Die Wissenschaftler der Mercator-Stiftung gehen davon aus, dass etwa 200.000 ältere Diesel-Fahrzeuge nachgerüstet werden müssten, um in Umweltzonen einfahren zu dürfen. Laut ADAC kostet das Nachrüsten etwa 600 Euro pro Pkw. Somit entstehen Gesamtkosten von 120 Millionen Euro für das Nachrüsten der Autos.

"Es stehen also Ersparnisse von 16 Millionen im Jahr bei den Medikamentenausgaben. Außerdem gibt es einen Kostenblock, der einmalig anfällt, von 120 Millionen Euro fürs Nachrüsten. Wenn man auch Zinseseffekte mitrechnet, dann kommt man zu diesem Fazit: Nach knapp 10 Jahren sind diese Kosten wieder eingespielt durch Ersparnisse bei den Medikamentenausgaben." Nicolas Koch, Mercator Research Institute on Global Commons and Climate Change (MCC)

Umweltzonen reduzieren auch Krankenhauskosten

Nicht eingerechnet sind weitere Folgekosten, die bei besserer Luft vermieden werden: Etwa die Behandlung von Asthmatikern oder Herzkranken im Krankenhaus. Eine Studie vom 27. September 2019 veröffentlicht wurde, kam zu dem Ergebnis, dass Umweltzonen auch die Krankenhausaufenthalte der Risikogruppen kürzer machen oder ganz verhindern. Der Analyse zufolge reduzieren Umweltzonen die Fälle koronarer Herzkrankheiten um 5,3 Prozent und Asthma um 4,4, Prozent.

"Man muss bedenken, dass weitere Kostenbereiche dazukommen, die auch reduziert werden und damit lohnt sich die Einführung einer Umweltzone noch deutlicher." Nico Pestel, Institute of Labor Economics, Programmbereich Umwelt, Gesundheit und Arbeitsmärkte

Kritik an Umweltzonen

Mittlerweile haben elf Länder in Europa über 300 Umweltzonen eingerichtet, um nach Möglichkeit vorgeschriebene Grenzwerte für die Luftqualität einzuhalten. Kritiker halten die Schadstoff-Einsparungen durch Umweltzonen für zu gering und plädieren für deren Abschaffung.

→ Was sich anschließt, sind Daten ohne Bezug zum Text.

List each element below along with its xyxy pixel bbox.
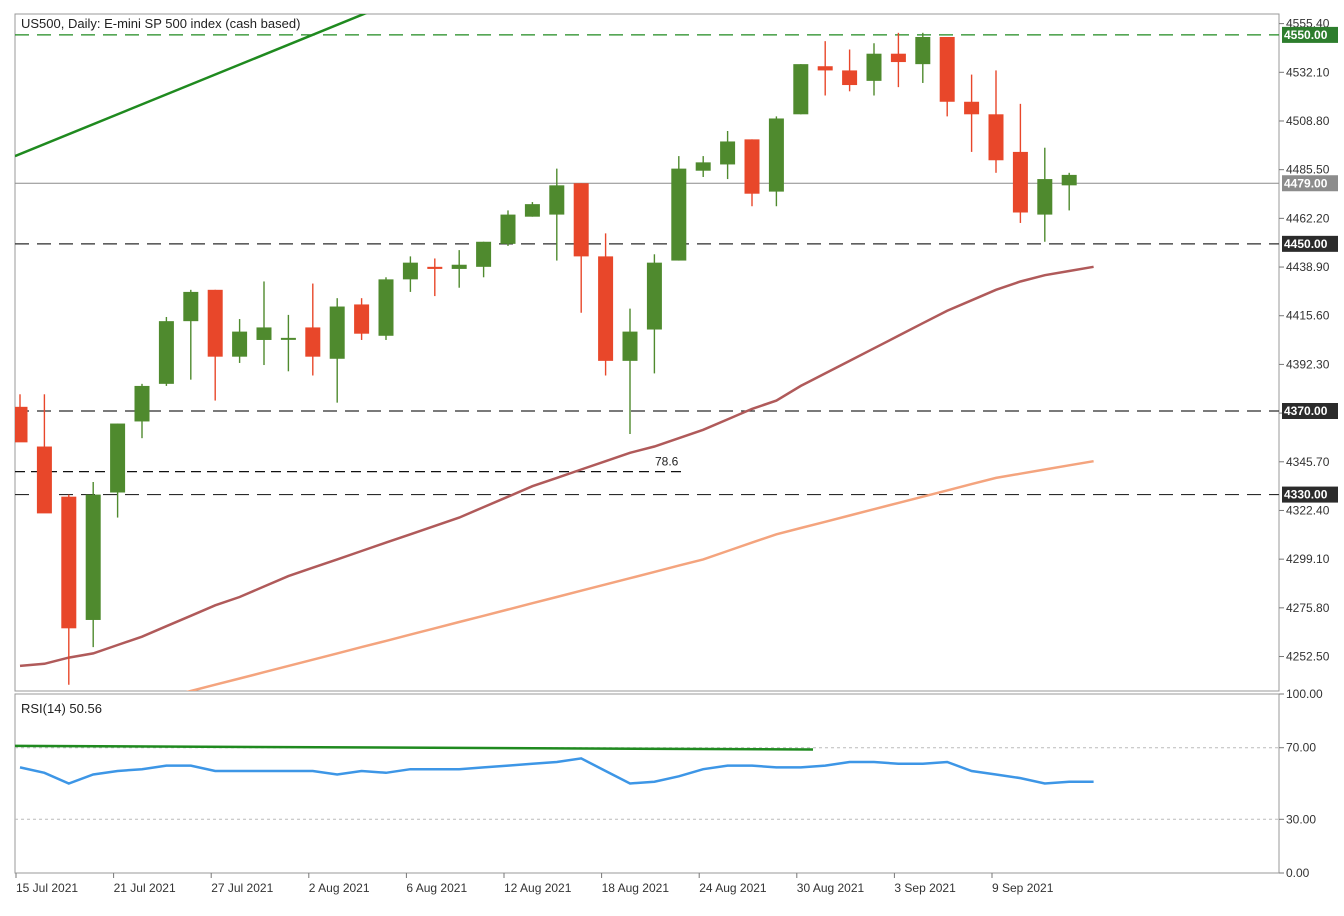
time-tick-label: 18 Aug 2021 bbox=[602, 881, 670, 895]
price-tick-label: 4322.40 bbox=[1286, 503, 1330, 517]
candle-body-bullish bbox=[622, 331, 638, 361]
price-tick-label: 4392.30 bbox=[1286, 357, 1330, 371]
candle-body-bearish bbox=[573, 183, 589, 257]
candle-body-bearish bbox=[305, 327, 321, 357]
fib-78-6-label: 78.6 bbox=[655, 455, 679, 469]
candle-body-bullish bbox=[451, 264, 467, 269]
candle-body-bullish bbox=[671, 168, 687, 261]
candle-body-bullish bbox=[1061, 174, 1077, 186]
candle-body-bullish bbox=[134, 385, 150, 422]
rsi-line bbox=[19, 757, 1094, 785]
candle-body-bullish bbox=[110, 423, 126, 493]
price-tick-label: 4462.20 bbox=[1286, 211, 1330, 225]
candle-body-bullish bbox=[183, 291, 199, 322]
moving-average-long-line bbox=[185, 459, 1094, 691]
candle-body-bullish bbox=[280, 337, 296, 340]
time-tick-label: 15 Jul 2021 bbox=[16, 881, 78, 895]
uptrend-line bbox=[15, 14, 368, 158]
time-tick-label: 9 Sep 2021 bbox=[992, 881, 1054, 895]
rsi-tick-label: 70.00 bbox=[1286, 741, 1316, 755]
time-tick-label: 3 Sep 2021 bbox=[894, 881, 956, 895]
candles-group bbox=[15, 32, 1077, 685]
candle-body-bearish bbox=[36, 446, 52, 514]
price-tick-label: 4485.50 bbox=[1286, 163, 1330, 177]
candle-body-bullish bbox=[85, 494, 101, 620]
time-tick-label: 30 Aug 2021 bbox=[797, 881, 865, 895]
time-tick-label: 27 Jul 2021 bbox=[211, 881, 273, 895]
candle-body-bullish bbox=[768, 118, 784, 192]
level-price-text: 4550.00 bbox=[1284, 28, 1328, 42]
moving-average-line bbox=[19, 265, 1094, 668]
price-tick-label: 4275.80 bbox=[1286, 601, 1330, 615]
time-tick-label: 6 Aug 2021 bbox=[406, 881, 467, 895]
candle-body-bullish bbox=[500, 214, 516, 244]
price-tick-label: 4415.60 bbox=[1286, 309, 1330, 323]
rsi-tick-label: 100.00 bbox=[1286, 687, 1323, 701]
price-tick-label: 4252.50 bbox=[1286, 650, 1330, 664]
level-price-tag-4550.00 bbox=[1282, 26, 1338, 43]
candle-body-bearish bbox=[1012, 151, 1028, 213]
level-price-text: 4479.00 bbox=[1284, 176, 1328, 190]
candle-body-bullish bbox=[158, 321, 174, 384]
rsi-label: RSI(14) 50.56 bbox=[21, 701, 102, 716]
rsi-pane: 100.00 70.00 30.00 0.00 RSI(14) 50.56 bbox=[14, 687, 1323, 880]
time-tick-label: 2 Aug 2021 bbox=[309, 881, 370, 895]
candle-body-bearish bbox=[988, 114, 1004, 161]
price-tick-label: 4508.80 bbox=[1286, 114, 1330, 128]
main-pane-frame bbox=[14, 13, 1280, 692]
candle-body-bearish bbox=[817, 66, 833, 71]
main-price-pane: 78.6 4555.404532.104508.804485.504462.20… bbox=[14, 13, 1338, 692]
candle-body-bearish bbox=[207, 289, 223, 357]
candle-body-bullish bbox=[256, 327, 272, 340]
time-tick-label: 12 Aug 2021 bbox=[504, 881, 572, 895]
candle-body-bearish bbox=[427, 266, 443, 269]
level-price-tag-4370.00 bbox=[1282, 403, 1338, 420]
time-axis: 15 Jul 2021 21 Jul 2021 27 Jul 2021 2 Aug 2… bbox=[15, 873, 1054, 895]
candle-body-bearish bbox=[842, 70, 858, 86]
candle-body-bullish bbox=[549, 185, 565, 215]
level-price-tag-4450.00 bbox=[1282, 235, 1338, 252]
time-tick-label: 21 Jul 2021 bbox=[114, 881, 176, 895]
candle-body-bearish bbox=[744, 139, 760, 194]
chart-title: US500, Daily: E-mini SP 500 index (cash … bbox=[21, 16, 300, 31]
candle-body-bearish bbox=[939, 36, 955, 102]
candle-body-bullish bbox=[720, 141, 736, 165]
candle-body-bullish bbox=[476, 241, 492, 267]
rsi-pane-frame bbox=[14, 693, 1280, 874]
candle-body-bearish bbox=[61, 496, 77, 629]
time-tick-label: 24 Aug 2021 bbox=[699, 881, 767, 895]
rsi-tick-label: 30.00 bbox=[1286, 812, 1316, 826]
price-tick-label: 4299.10 bbox=[1286, 552, 1330, 566]
candle-body-bullish bbox=[402, 262, 418, 280]
candle-body-bearish bbox=[890, 53, 906, 63]
candle-body-bullish bbox=[378, 279, 394, 336]
price-tick-label: 4345.70 bbox=[1286, 455, 1330, 469]
level-price-tag-4479.00 bbox=[1282, 175, 1338, 192]
candle-body-bullish bbox=[646, 262, 662, 330]
candle-body-bullish bbox=[524, 204, 540, 217]
price-tick-label: 4532.10 bbox=[1286, 65, 1330, 79]
candle-body-bullish bbox=[695, 162, 711, 171]
candle-body-bullish bbox=[1037, 179, 1053, 215]
level-price-tag-4330.00 bbox=[1282, 486, 1338, 503]
level-price-text: 4370.00 bbox=[1284, 404, 1328, 418]
rsi-trendline bbox=[14, 744, 814, 751]
candle-body-bullish bbox=[915, 36, 931, 65]
level-price-text: 4450.00 bbox=[1284, 237, 1328, 251]
candle-body-bearish bbox=[598, 256, 614, 361]
candle-body-bullish bbox=[329, 306, 345, 359]
candle-body-bullish bbox=[866, 53, 882, 81]
rsi-tick-label: 0.00 bbox=[1286, 866, 1310, 880]
candle-body-bearish bbox=[354, 304, 370, 334]
price-tick-label: 4438.90 bbox=[1286, 260, 1330, 274]
candle-body-bearish bbox=[964, 101, 980, 115]
level-price-text: 4330.00 bbox=[1284, 488, 1328, 502]
candle-body-bullish bbox=[232, 331, 248, 357]
candle-body-bullish bbox=[793, 64, 809, 115]
candle-body-bearish bbox=[15, 406, 28, 443]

"Umweltzonen verfehlen ihren Zweck und verursachen lediglich einen unverhältnismäßig großen Verwaltungsaufwand sowie zusätzliche Einschränkungen und Kosten für Autofahrer." ADAC-Untersuchung zur Wirksamkeit von Umweltzonen

Gute Luft fördert die Konzentrationsfähigkeit

Andere Studien belegen, dass die Arbeitsproduktivität bei guter Luft zunimmt. Auch Fußballspieler, Schüler und Schachspieler können sich bei geringer Feinstaubkonzentration besser konzentrieren und bringen messbar bessere Leistungen. Die aktuelle Studie, die zeigt, dass sich Ausgaben für Medikamente durch Umweltzonen reduzieren, gehört zu den wenigen Analysen, die den monetären Nutzen von Umweltzonen beleuchten.